Ce médicament, initialement prescrit pour soulager des douleurs modérées, est ici reconditionné en version fortement dosée. Son usage détourné en fait une substance aussi stimulante que dangereuse, souvent comparée à une « cocaïne accessible aux plus démunis ».
Une présence historique qui résiste aux bouleversements
Depuis son implantation en 2018, Wagner a su s’imposer comme un acteur incontournable en République centrafricaine. Malgré la disparition d’Evgueni Prigojine en 2023 et la montée en puissance du corps africain des forces russes (Africa Corps), les mercenaires russes conservent une influence majeure dans ce pays. Menés par Pavel Prigojine, fils du fondateur, ils comptent désormais près de 500 hommes sur le terrain.
Les atouts d’un territoire propice aux activités illicites
Plusieurs facteurs expliquent cette emprise durable. La République centrafricaine, peu surveillée par les observateurs internationaux, regorge de ressources naturelles stratégiques : or, diamants et uranium. Parallèlement à ses activités minières, où Wagner réalise un chiffre d’affaires annuel estimé à 180 millions de dollars selon Global Initiative, le groupe se tourne vers le trafic de substances illicites.
Le tramadol, acheminé par voie fluviale depuis la République démocratique du Congo, circule ensuite librement dans les marchés locaux. Les mercenaires supervisent sa distribution, alimentant un réseau lucratif qui s’étend bien au-delà des frontières centrafricaines, avec des prix gonflés à l’exportation.
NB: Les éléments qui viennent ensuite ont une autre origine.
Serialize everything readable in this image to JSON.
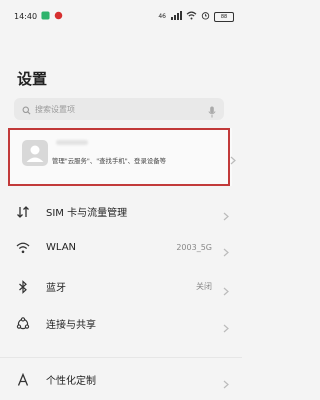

Un trafic aux multiples ramifications
Les bénéficiaires de ce commerce illégal sont nombreux :
- Les membres de la garde présidentielle d’élite,
- Les miliciens des « Requins », milice pro-gouvernementale effectuant des patrouilles armées autour de Bangui,
- Les opposants politiques, ciblés lors des manifestations,
- Les mineurs artisanaux travaillant pour Wagner,
- Les manifestants pro-russes,
- Les combattants engagés dans les opérations de contre-insurrection.
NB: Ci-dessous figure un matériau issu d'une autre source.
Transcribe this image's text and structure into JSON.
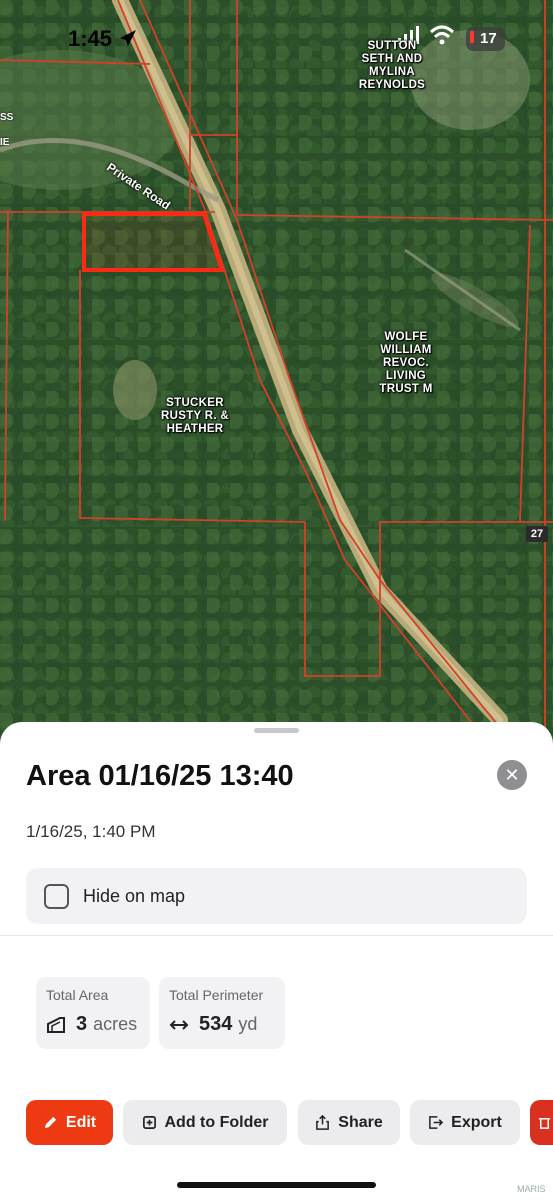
{
  "status_bar": {
    "time": "1:45",
    "battery": "17"
  },
  "map": {
    "labels": {
      "sutton": "SUTTON\nSETH AND\nMYLINA\nREYNOLDS",
      "wolfe": "WOLFE\nWILLIAM\nREVOC.\nLIVING\nTRUST M",
      "stucker": "STUCKER\nRUSTY R. &\nHEATHER",
      "road": "Private Road",
      "highway": "27",
      "edge_top": "SS",
      "edge_mid": "IE"
    }
  },
  "sheet": {
    "title": "Area 01/16/25 13:40",
    "subtitle": "1/16/25, 1:40 PM",
    "close_label": "✕",
    "hide_on_map": "Hide on map",
    "hide_on_map_checked": false,
    "stats": {
      "area_label": "Total Area",
      "area_value": "3",
      "area_unit": "acres",
      "perimeter_label": "Total Perimeter",
      "perimeter_value": "534",
      "perimeter_unit": "yd"
    },
    "buttons": {
      "edit": "Edit",
      "add_to_folder": "Add to Folder",
      "share": "Share",
      "export": "Export"
    }
  },
  "watermark": "MARIS",
  "colors": {
    "accent": "#ee3a12",
    "parcel_line": "#d2412a",
    "selected_area": "#ff2a14"
  }
}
Tous recevraient cette substance « pour renforcer leur endurance au combat », selon les experts interrogés. Certains observateurs craignent désormais une extension de ces activités vers le Soudan voisin, où les Forces de soutien rapide (RSF) étendent leurs zones d’influence à proximité de la frontière centrafricaine.
Une stratégie aux conséquences géopolitiques
Selon les analystes, cette diversification des revenus illustre la capacité d’adaptation de Wagner malgré les pressions subies. Le contrôle de l’État et des ressources naturelles, couplé à ce trafic lucratif, consolide son emprise sur les institutions locales, comme le souligne le Centre d’études stratégiques pour l’Afrique.
Dans un contexte où les chancelleries occidentales se désengagent progressivement, Wagner semble tirer profit de cette vacuité sécuritaire pour étendre son influence économique et politique.